The profit motive must now be taken more seriously. It is not necessarily unethical to pursue a specialty which meets the need of fashion, even if one does so with the covert through, “there’s money to be made from this”. Consider for example a hypnotist who decides that because of new anti-smoking laws, a smoking-cessation practice is likely to succeed. It is perfectly possible that he is sincere and zealous about this practice which also happens to be profitable. Yet, if somehow it turned out that hypnotism were more harmful than cigarettes, we would begin to wonder just how long the practitioner might have secretly stilled the doubts now shared by all.

Education or Tolerance?

It will not be possible to eradicate this type of mass hysteria, which has such a strong appeal and is so nearly adaptive for so many. Indeed, a fifth and final reframe for the phenomenon was suggested to me by the anthropologist Sherrill Mulhern (director of the Laboratoire des Rumeurs, des Mythes du Futur et des Sectes at the University of Paris). She believes that the satanic-abuse survivors and their convert therapists comprise an American possession cult.

Labeling mass hysteria in this way, reminds us of the adaptive and comforting aspects of religion, and blames no one (not parent, nor patient, nor therapist) for a phenomenon that springs from some widespread cultural source.

Yet (along with Ms. Mulhern) I remain concerned about the dangerous and counter-therapeutic aspects of cultic religions, in which vulnerable individuals may feel too much pressure to conform and to renounce family ties that might still have been a net positive resource.

And I feel bewildered to walk into my scientific church and find a significant portion of the congregation busily sacrificing a scapegoat on the altar.

Part of our role as doctors is to educate. We can make an effort to enlighten those of our colleagues who are treating factitious and conversion disorders without recognising them as such, and to come to the aid of those who sense the symptomatic nature of the story-telling but are confused as to what “empathy” requires in that situation.

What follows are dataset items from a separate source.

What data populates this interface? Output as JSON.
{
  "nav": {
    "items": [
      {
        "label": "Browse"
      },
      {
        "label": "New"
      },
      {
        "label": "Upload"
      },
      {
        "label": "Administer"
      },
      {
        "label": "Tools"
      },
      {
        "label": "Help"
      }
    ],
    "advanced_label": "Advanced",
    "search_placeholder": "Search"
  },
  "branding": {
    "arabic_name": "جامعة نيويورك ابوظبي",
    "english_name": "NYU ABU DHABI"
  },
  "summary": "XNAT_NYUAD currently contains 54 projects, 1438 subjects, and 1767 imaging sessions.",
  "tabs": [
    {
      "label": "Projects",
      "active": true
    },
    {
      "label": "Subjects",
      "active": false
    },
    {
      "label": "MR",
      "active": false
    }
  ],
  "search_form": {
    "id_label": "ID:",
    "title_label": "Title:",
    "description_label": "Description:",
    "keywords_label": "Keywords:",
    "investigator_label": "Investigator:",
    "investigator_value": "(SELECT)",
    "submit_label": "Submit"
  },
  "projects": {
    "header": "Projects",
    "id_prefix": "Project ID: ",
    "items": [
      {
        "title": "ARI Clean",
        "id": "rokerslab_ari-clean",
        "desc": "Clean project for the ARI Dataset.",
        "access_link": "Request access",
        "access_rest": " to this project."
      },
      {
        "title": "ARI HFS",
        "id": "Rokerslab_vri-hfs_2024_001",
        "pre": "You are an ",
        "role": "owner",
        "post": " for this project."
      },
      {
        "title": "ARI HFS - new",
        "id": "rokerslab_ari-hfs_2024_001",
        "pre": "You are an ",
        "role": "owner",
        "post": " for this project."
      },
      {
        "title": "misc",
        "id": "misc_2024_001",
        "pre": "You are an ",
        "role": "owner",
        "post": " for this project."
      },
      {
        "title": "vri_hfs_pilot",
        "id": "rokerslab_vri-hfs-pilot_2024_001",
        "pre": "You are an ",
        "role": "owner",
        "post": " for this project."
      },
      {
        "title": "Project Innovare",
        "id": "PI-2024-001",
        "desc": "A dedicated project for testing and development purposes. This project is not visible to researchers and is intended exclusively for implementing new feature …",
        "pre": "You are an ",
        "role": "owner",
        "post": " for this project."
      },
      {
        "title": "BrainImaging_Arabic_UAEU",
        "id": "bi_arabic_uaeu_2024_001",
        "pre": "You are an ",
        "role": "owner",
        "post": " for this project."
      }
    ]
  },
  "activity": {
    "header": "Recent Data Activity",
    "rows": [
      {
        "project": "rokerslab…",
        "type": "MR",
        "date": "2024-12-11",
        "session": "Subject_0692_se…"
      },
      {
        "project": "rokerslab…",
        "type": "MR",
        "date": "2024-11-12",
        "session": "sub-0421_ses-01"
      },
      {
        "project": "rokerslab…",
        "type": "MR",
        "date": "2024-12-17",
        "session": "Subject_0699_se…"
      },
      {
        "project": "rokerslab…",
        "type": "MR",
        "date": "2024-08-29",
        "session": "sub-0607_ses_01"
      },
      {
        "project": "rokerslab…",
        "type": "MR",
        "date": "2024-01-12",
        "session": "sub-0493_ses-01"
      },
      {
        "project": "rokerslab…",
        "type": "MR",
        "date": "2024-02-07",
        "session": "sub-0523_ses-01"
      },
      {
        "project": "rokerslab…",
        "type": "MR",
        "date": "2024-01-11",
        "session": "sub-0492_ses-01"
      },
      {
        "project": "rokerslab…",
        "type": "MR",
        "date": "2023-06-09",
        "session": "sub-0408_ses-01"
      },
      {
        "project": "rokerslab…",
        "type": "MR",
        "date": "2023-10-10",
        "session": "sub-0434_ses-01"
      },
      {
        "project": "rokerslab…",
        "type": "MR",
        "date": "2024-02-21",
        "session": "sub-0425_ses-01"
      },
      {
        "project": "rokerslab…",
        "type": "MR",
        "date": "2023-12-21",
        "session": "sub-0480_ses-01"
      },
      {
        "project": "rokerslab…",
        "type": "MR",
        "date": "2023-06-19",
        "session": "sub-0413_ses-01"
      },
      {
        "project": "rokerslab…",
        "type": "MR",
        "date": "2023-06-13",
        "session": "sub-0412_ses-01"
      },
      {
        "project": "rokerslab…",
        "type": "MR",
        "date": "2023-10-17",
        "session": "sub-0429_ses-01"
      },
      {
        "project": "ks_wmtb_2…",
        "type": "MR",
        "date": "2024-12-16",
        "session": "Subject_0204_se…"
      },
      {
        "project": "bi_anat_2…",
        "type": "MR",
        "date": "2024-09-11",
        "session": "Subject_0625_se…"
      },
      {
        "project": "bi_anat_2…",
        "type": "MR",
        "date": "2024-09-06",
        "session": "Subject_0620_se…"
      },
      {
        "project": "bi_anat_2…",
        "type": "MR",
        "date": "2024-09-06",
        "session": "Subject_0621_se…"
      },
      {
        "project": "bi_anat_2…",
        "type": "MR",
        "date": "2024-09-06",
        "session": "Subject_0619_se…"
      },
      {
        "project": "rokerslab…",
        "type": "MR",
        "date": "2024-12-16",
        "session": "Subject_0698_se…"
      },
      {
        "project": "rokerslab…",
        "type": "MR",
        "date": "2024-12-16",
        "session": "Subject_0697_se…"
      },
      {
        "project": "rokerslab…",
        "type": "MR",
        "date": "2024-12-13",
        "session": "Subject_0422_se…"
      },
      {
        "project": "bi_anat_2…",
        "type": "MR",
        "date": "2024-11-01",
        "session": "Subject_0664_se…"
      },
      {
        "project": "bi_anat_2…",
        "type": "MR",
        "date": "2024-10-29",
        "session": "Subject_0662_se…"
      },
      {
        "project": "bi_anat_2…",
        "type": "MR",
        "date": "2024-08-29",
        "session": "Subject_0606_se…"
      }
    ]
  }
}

Empathy need not disable the therapist’s observing ego, nor its faculty of critical thought. That is what generates the full list of diagnostic hypotheses and assesses the quality of the evidence available for choosing between them, so our empathy will be attuned to the real source of pain in a particular patient.

Institutionally, we can make more conscious choices about limiting clinical resources such as hospitalisations, especially where the relevant symptom is fully ego-syntonic or factitious. And finally, I think we need to examine the role played by ritual-abuse conferences, courses or therapies in feeding hysteria or proselytising for a new religion.